S and T are the foci of an ellipse and B is an end of the minor axis. If STB is an equilateral triangle, the eccentricity of the ellipse is

The eccentricity of an ellipse is given by the formula:

e = √(1 - (b²/a²))

Where:

• a is the semi-major axis (half the length of the major axis)
• b is the semi-minor axis (half the length of the minor axis)

In this case, we have an equilateral triangle STB, where S and T are the foci of the ellipse and B is an end of the minor axis.

In an equilateral triangle, all sides are of equal length. Therefore, the distance from S to T (the distance between the foci) is equal to the distance from S to B (the length of the semi-minor axis).

Let's denote the length of the sides of the equilateral triangle as d. So, we have:

2a = d (because the distance between the foci is 2a) b = d (because the length of the semi-minor axis is b)

Substituting these values into the formula for eccentricity, we get:

e = √(1 - (d²/d²)) = √(1 - 1) = 0

So, the eccentricity of the ellipse is 0.

The eccentricity of an ellipse is given by the formula e = √(1 - (b²/a²)), where a is the semi-major axis and b is the semi-minor axis.

In an equilateral triangle, all sides are equal. Therefore, the distance from S to T (the distance between the foci) is equal to the distance from S to B (the distance from one focus to the end of the minor axis).

Let's denote the length of the sides of the equilateral triangle as d. So, we have:

2a = d (because the distance between the foci of an ellipse is 2a) b = d (because SB is the end of the minor axis)

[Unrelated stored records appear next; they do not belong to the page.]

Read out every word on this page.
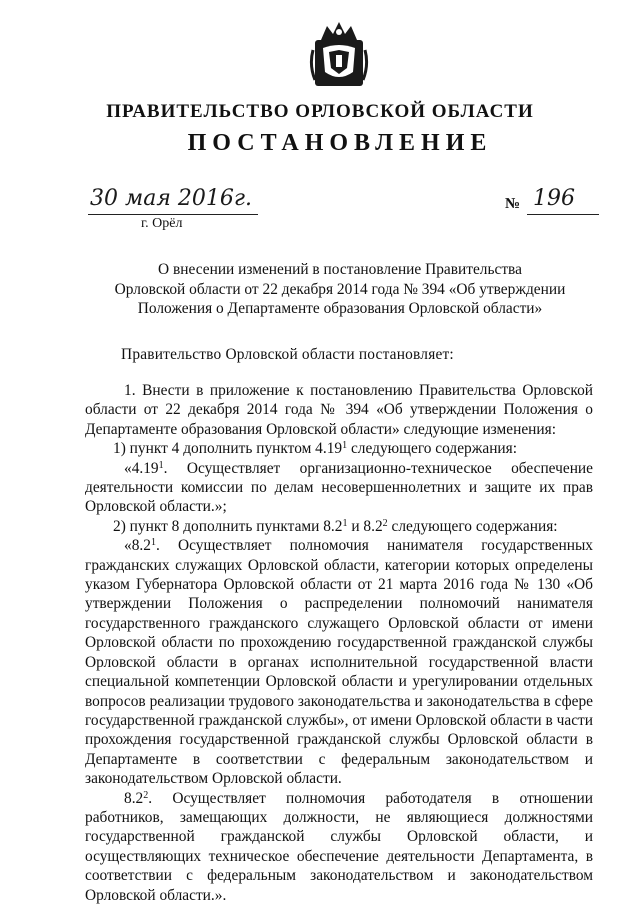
ПРАВИТЕЛЬСТВО ОРЛОВСКОЙ ОБЛАСТИ
ПОСТАНОВЛЕНИЕ
30 мая 2016г.
г. Орёл
№ 196
О внесении изменений в постановление Правительства
Орловской области от 22 декабря 2014 года № 394 «Об утверждении
Положения о Департаменте образования Орловской области»
Правительство Орловской области постановляет:

1. Внести в приложение к постановлению Правительства Орловской области от 22 декабря 2014 года № 394 «Об утверждении Положения о Департаменте образования Орловской области» следующие изменения:

1) пункт 4 дополнить пунктом 4.19$^1$ следующего содержания:

«4.19$^1$. Осуществляет организационно-техническое обеспечение деятельности комиссии по делам несовершеннолетних и защите их прав Орловской области.»;

2) пункт 8 дополнить пунктами $8.2^1$ и $8.2^2$ следующего содержания:

«$8.2^1$. Осуществляет полномочия нанимателя государственных гражданских служащих Орловской области, категории которых определены указом Губернатора Орловской области от 21 марта 2016 года № 130 «Об утверждении Положения о распределении полномочий нанимателя государственного гражданского служащего Орловской области от имени Орловской области по прохождению государственной гражданской службы Орловской области в органах исполнительной государственной власти специальной компетенции Орловской области и урегулировании отдельных вопросов реализации трудового законодательства и законодательства в сфере государственной гражданской службы», от имени Орловской области в части прохождения государственной гражданской службы Орловской области в Департаменте в соответствии с федеральным законодательством и законодательством Орловской области.

$8.2^2$. Осуществляет полномочия работодателя в отношении работников, замещающих должности, не являющиеся должностями государственной гражданской службы Орловской области, и осуществляющих техническое обеспечение деятельности Департамента, в соответствии с федеральным законодательством и законодательством Орловской области.».
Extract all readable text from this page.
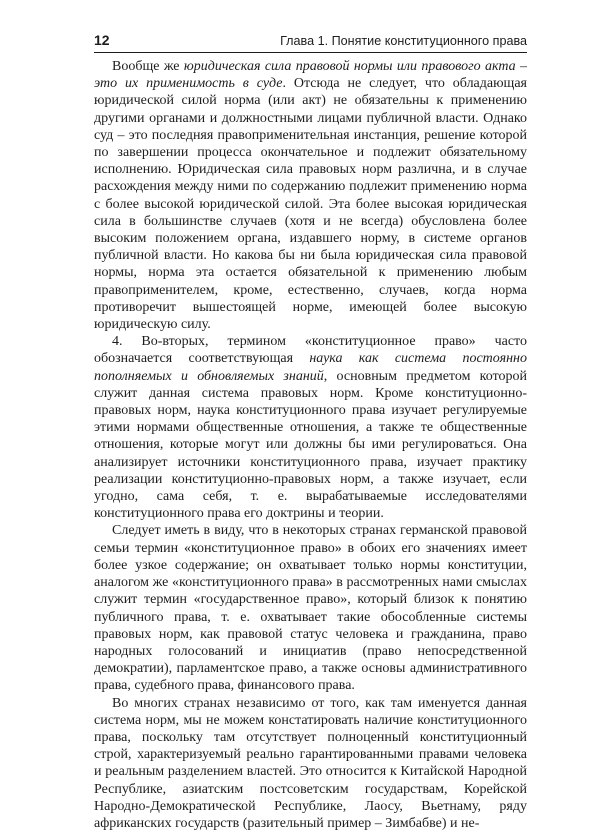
12	Глава 1. Понятие конституционного права

Вообще же юридическая сила правовой нормы или правового акта – это их применимость в суде. Отсюда не следует, что обладающая юридической силой норма (или акт) не обязательны к применению другими органами и должностными лицами публичной власти. Однако суд – это последняя правоприменительная инстанция, решение которой по завершении процесса окончательное и подлежит обязательному исполнению. Юридическая сила правовых норм различна, и в случае расхождения между ними по содержанию подлежит применению норма с более высокой юридической силой. Эта более высокая юридическая сила в большинстве случаев (хотя и не всегда) обусловлена более высоким положением органа, издавшего норму, в системе органов публичной власти. Но какова бы ни была юридическая сила правовой нормы, норма эта остается обязательной к применению любым правоприменителем, кроме, естественно, случаев, когда норма противоречит вышестоящей норме, имеющей более высокую юридическую силу.

4. Во-вторых, термином «конституционное право» часто обозначается соответствующая наука как система постоянно пополняемых и обновляемых знаний, основным предметом которой служит данная система правовых норм. Кроме конституционно-правовых норм, наука конституционного права изучает регулируемые этими нормами общественные отношения, а также те общественные отношения, которые могут или должны бы ими регулироваться. Она анализирует источники конституционного права, изучает практику реализации конституционно-правовых норм, а также изучает, если угодно, сама себя, т. е. вырабатываемые исследователями конституционного права его доктрины и теории.

Следует иметь в виду, что в некоторых странах германской правовой семьи термин «конституционное право» в обоих его значениях имеет более узкое содержание; он охватывает только нормы конституции, аналогом же «конституционного права» в рассмотренных нами смыслах служит термин «государственное право», который близок к понятию публичного права, т. е. охватывает такие обособленные системы правовых норм, как правовой статус человека и гражданина, право народных голосований и инициатив (право непосредственной демократии), парламентское право, а также основы административного права, судебного права, финансового права.

Во многих странах независимо от того, как там именуется данная система норм, мы не можем констатировать наличие конституционного права, поскольку там отсутствует полноценный конституционный строй, характеризуемый реально гарантированными правами человека и реальным разделением властей. Это относится к Китайской Народной Республике, азиатским постсоветским государствам, Корейской Народно-Демократической Республике, Лаосу, Вьетнаму, ряду африканских государств (разительный пример – Зимбабве) и не-
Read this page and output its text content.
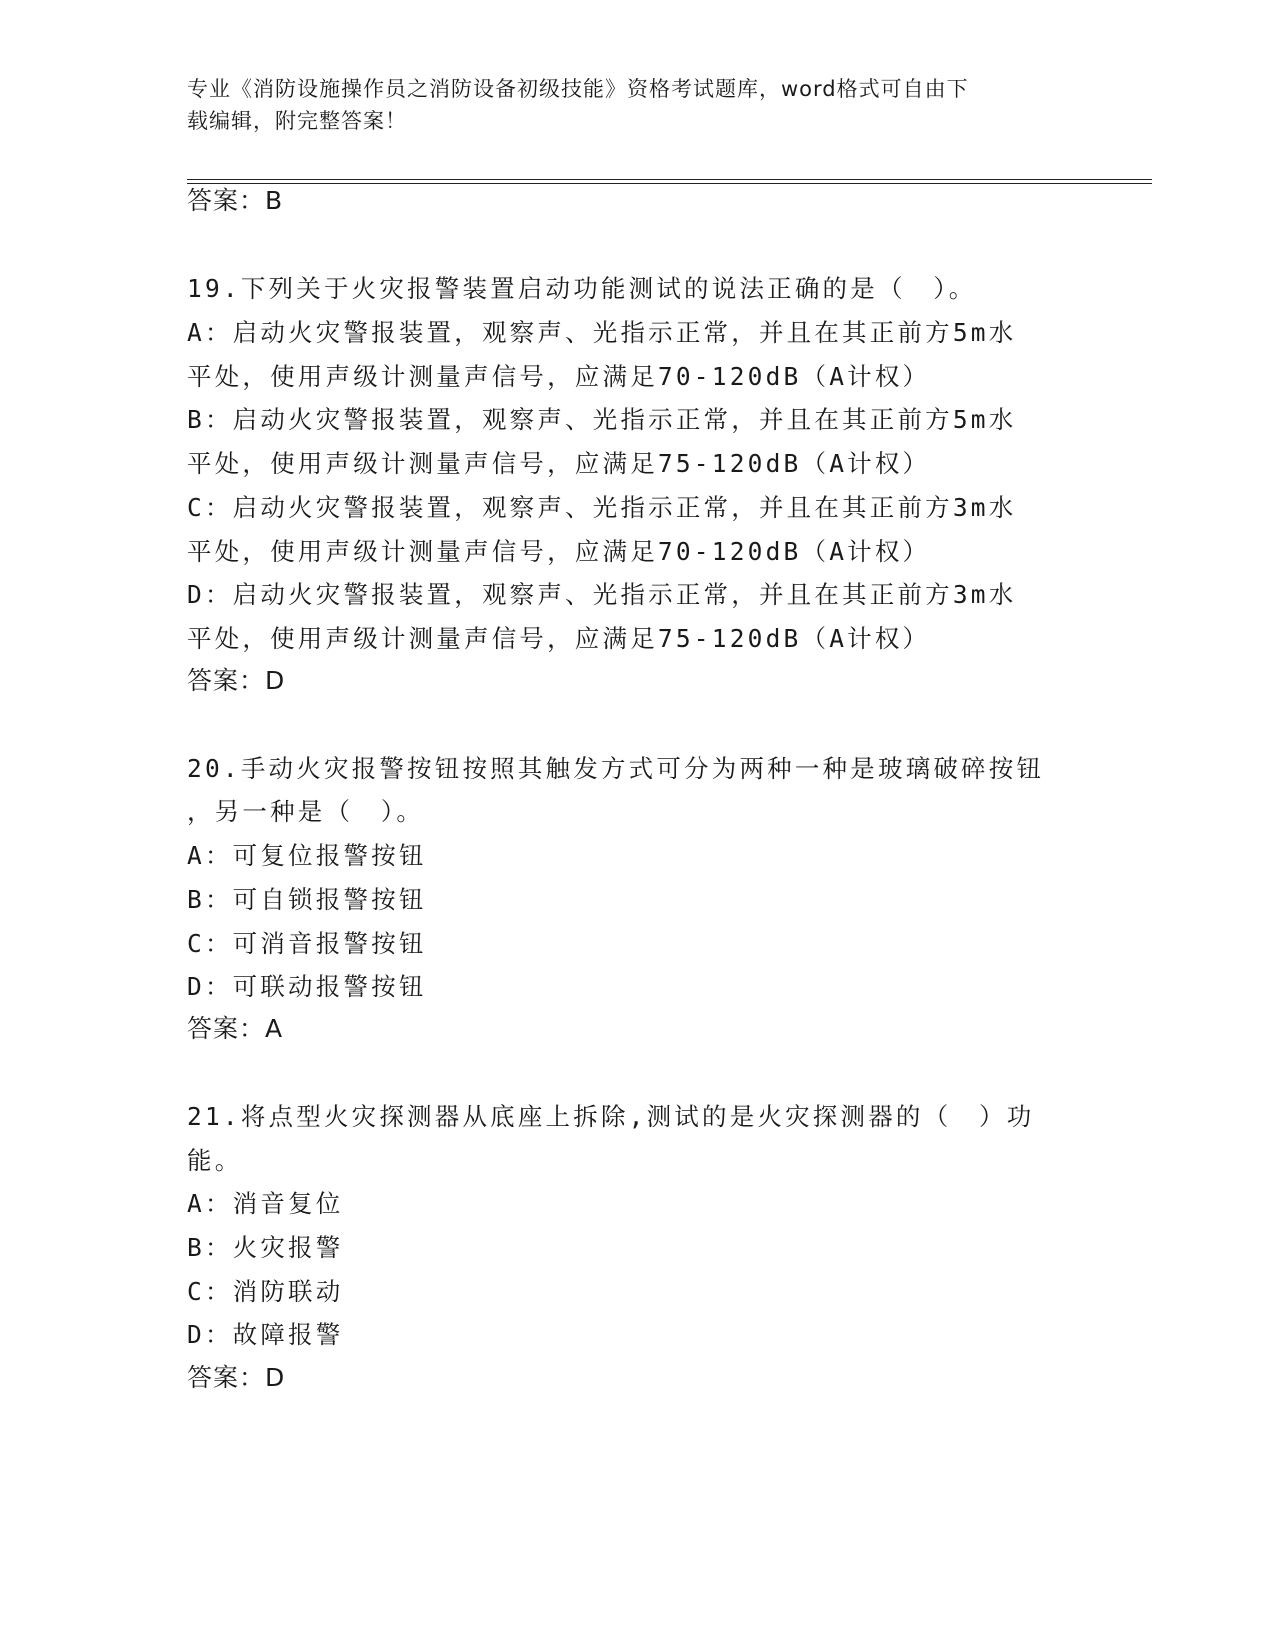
专业《消防设施操作员之消防设备初级技能》资格考试题库，word格式可自由下
载编辑，附完整答案！
答案：B
19.下列关于火灾报警装置启动功能测试的说法正确的是（　）。
A：启动火灾警报装置，观察声、光指示正常，并且在其正前方5m水
平处，使用声级计测量声信号，应满足70-120dB（A计权）
B：启动火灾警报装置，观察声、光指示正常，并且在其正前方5m水
平处，使用声级计测量声信号，应满足75-120dB（A计权）
C：启动火灾警报装置，观察声、光指示正常，并且在其正前方3m水
平处，使用声级计测量声信号，应满足70-120dB（A计权）
D：启动火灾警报装置，观察声、光指示正常，并且在其正前方3m水
平处，使用声级计测量声信号，应满足75-120dB（A计权）
答案：D
20.手动火灾报警按钮按照其触发方式可分为两种一种是玻璃破碎按钮
，另一种是（　）。
A：可复位报警按钮
B：可自锁报警按钮
C：可消音报警按钮
D：可联动报警按钮
答案：A
21.将点型火灾探测器从底座上拆除,测试的是火灾探测器的（　）功
能。
A：消音复位
B：火灾报警
C：消防联动
D：故障报警
答案：D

Substituting these values into the formula for eccentricity, we get:

e = √(1 - (d²/d²)) = √(1 - 1) = 0

Therefore, the eccentricity of the ellipse is 0.

However, this is a contradiction because the eccentricity of an ellipse is always between 0 and 1 (not inclusive). Therefore, it is not possible to form an equilateral triangle with the foci and end of the minor axis of an ellipse.